I'm not sure if the title of this question is good enough, please pardon me if it is not.

I wrote a LINQ query

var result =
from person in _dbContext.Persons
where person.OrganizationId == organisationId

select new PersonInfo
{
    Id = person.Id,
    Username = person.User.Name,
    Gender = person.User.Gender,
    MembershipStatus = GetMembershipStatus(person)
};

MembershipStatus GetMembershipStatus(Person person)
{
    if (activeCondition)
        return MembershipStatus.Active;
    if (!activeCondition)
        return MembershipStatus.Inactive;
    if (viewerCondition)
        return MembershipStatus.Viewer;
    if (readerCondition)
        return MembershipStatus.Reader;

    return MembershipStatus.None;
}

This throws an exception

System.InvalidOperationException: The client projection contains a reference to a constant expression of 'MyQuery' through the instance method 'GetMembershipStatus'. This could potentially cause a memory leak; consider making the method static so that it does not capture constant in the instance. See https://go.microsoft.com/fwlink/?linkid=2103067 for more information.

This is exactly same process and behaviour this question has. The first comment there suggested the asker changes a method, in my case GetMembershipStatus to a static method. I did that and it works.

I asked if the commenter could explain exactly why that works for me but I guess he's not active, so I'm throwing the question here, could someone kindly explain what the exception means and why changing that method to a static one made the exception go away? Thank you.

CodePudding user response:

The issue here is that the projection includes a call to the GetMembershipStatus method, which is an instance method. This means that the method is defined on an instance of a class and requires an instance of that class to be called.

Because the Person object is being processed as part of the query, it cannot be garbage collected until the query has completed. This means that the expression tree created by LINQ to Entities, which includes a reference to the Person object, also cannot be garbage collected. This can potentially lead to a memory leak if the query is executed repeatedly, because the expression tree and the Person objects it references will not be released from memory.

By making the GetMembershipStatus method static, you can avoid this issue because the method does not require an instance of the class to be called.
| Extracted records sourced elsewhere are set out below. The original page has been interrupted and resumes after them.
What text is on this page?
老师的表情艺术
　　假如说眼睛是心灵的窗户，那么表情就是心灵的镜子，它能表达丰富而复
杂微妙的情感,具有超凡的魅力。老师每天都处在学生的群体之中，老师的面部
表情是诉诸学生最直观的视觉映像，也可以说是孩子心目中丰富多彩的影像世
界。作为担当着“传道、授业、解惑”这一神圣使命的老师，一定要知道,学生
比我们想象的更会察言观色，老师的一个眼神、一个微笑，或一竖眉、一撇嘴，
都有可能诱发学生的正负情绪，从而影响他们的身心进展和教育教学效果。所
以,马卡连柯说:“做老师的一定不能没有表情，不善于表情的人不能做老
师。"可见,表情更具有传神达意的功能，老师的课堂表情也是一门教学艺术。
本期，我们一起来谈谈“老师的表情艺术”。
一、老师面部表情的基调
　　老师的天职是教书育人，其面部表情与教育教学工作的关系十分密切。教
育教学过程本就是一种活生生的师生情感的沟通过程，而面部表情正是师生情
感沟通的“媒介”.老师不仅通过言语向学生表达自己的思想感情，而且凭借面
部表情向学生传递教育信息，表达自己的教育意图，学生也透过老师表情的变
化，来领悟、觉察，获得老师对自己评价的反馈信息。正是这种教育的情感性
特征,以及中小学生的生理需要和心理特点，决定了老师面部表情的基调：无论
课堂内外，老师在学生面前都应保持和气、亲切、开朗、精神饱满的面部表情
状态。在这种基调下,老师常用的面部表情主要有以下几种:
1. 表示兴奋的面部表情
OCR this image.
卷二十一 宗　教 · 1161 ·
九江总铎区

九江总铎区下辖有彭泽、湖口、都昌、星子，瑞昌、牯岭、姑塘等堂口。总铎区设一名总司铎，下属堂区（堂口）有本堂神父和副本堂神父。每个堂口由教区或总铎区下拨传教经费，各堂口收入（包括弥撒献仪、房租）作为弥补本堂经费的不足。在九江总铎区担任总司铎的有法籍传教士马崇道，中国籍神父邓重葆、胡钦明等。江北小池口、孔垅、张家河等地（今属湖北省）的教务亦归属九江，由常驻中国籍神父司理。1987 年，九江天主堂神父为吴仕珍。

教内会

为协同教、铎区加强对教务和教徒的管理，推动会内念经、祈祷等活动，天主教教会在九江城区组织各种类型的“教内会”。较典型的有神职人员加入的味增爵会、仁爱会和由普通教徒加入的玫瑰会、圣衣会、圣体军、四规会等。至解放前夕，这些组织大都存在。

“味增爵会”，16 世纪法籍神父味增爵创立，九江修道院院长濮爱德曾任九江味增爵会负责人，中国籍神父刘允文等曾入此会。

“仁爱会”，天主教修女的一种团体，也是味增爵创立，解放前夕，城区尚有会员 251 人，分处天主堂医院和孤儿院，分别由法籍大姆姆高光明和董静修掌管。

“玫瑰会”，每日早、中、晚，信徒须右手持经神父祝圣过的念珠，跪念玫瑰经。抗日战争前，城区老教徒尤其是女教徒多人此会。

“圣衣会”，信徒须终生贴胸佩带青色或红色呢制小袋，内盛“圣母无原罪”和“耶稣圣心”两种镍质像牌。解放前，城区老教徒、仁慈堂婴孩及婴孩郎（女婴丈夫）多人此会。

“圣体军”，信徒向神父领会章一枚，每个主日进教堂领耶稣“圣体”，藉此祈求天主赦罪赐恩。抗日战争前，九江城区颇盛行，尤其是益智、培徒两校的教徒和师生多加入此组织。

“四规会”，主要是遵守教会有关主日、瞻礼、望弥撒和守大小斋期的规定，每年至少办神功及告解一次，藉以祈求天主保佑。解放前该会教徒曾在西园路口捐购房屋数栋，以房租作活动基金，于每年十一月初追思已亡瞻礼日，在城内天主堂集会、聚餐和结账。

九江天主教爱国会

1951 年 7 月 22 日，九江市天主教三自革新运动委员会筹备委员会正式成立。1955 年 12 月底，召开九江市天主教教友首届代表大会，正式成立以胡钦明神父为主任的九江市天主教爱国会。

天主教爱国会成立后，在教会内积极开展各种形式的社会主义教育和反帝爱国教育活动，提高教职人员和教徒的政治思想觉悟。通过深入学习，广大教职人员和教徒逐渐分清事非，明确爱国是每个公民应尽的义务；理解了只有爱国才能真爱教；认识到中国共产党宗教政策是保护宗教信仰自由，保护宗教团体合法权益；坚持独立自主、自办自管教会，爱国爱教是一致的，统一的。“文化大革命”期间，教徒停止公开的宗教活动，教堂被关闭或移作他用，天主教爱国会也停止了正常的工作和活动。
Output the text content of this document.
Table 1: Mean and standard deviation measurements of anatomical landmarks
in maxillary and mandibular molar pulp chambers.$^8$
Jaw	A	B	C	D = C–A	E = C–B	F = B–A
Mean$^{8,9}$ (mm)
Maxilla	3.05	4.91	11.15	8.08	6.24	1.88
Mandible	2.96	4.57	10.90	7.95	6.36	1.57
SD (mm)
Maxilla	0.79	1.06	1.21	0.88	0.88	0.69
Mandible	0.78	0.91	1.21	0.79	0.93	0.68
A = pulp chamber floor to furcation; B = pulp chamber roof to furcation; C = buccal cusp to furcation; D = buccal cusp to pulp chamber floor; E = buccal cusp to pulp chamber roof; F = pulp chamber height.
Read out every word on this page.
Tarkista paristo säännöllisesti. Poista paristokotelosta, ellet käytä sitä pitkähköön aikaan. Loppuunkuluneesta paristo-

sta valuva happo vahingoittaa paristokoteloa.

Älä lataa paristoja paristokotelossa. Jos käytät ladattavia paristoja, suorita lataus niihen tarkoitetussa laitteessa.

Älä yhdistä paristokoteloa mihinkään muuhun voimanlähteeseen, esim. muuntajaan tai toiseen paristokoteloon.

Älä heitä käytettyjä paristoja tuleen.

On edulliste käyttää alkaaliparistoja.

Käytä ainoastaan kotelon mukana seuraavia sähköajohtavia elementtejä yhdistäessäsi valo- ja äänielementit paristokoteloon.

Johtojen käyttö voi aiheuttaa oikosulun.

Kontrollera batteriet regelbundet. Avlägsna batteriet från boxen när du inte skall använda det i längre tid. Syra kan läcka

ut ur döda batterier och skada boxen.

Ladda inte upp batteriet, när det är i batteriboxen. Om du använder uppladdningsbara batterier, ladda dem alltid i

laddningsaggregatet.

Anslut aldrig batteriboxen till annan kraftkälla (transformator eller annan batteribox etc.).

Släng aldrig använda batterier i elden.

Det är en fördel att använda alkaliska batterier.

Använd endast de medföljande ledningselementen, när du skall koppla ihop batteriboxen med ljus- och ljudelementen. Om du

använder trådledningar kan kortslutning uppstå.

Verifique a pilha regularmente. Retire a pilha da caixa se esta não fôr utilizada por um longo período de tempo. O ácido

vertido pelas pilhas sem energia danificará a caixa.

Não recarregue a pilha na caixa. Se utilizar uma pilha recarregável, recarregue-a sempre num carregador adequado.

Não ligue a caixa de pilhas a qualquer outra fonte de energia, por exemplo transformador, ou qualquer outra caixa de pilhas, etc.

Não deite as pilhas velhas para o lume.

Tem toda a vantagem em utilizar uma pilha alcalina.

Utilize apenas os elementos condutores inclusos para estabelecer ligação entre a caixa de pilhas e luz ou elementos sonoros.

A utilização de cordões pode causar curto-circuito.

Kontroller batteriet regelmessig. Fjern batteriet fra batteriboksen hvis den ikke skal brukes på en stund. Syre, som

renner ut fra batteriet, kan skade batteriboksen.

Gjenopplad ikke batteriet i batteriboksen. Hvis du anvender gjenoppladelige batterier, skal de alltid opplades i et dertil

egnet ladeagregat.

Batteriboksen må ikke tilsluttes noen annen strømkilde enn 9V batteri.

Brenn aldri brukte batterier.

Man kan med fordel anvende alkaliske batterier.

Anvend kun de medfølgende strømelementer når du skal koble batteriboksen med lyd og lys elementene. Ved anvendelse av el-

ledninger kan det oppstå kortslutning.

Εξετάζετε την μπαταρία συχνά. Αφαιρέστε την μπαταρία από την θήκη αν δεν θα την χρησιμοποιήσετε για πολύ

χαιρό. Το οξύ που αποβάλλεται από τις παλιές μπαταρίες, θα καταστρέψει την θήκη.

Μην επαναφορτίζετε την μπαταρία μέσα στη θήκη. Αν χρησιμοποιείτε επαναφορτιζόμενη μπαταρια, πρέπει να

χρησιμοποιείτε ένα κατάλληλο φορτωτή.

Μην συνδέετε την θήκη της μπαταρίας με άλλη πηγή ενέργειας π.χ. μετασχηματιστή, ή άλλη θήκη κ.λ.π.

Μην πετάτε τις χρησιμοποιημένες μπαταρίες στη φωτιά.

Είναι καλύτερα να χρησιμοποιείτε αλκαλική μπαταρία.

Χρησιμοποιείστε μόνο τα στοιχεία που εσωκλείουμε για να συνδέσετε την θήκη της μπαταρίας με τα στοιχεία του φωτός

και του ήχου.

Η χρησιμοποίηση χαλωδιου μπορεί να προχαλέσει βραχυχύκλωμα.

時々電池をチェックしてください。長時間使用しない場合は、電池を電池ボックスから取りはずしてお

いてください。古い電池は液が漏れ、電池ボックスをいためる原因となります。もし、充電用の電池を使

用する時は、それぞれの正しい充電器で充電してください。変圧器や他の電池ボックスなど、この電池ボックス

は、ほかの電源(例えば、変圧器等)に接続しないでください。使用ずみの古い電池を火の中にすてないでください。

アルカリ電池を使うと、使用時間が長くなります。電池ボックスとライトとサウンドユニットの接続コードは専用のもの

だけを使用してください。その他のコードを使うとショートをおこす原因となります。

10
This allows the Person object to be garbage collected when the query completes, avoiding the potential for a memory leak.

If you didn't' want to use a static method one way would be to finish the evaluation by doing a ToList

var result = (from person in _dbContext.Persons
where person.OrganizationId == organisationId select person).ToList()

CodePudding user response:

Lets simplify your example a bit;

Expression<Func<Person,PersonInfo>> expr = 
    person => new PersonInfo {
        Id = person.Id,
        MembershipStatus = GetMembershipStatus(person)
    };

The C# compiler needs to capture the implicit [this.]GetMembershipStatus. If you look at the disassembly, you'll see;

ConstantExpression instance = Expression.Constant(this, typeof(<your class>));

Now the expr variable includes a reference to this, preventing garbage collection until the expression tree variable is collected.

So why is this a problem with EF Core specifically? Because the query compiler takes too long to execute for every query; the expression tree, resulting sql and materialisation function will be cached.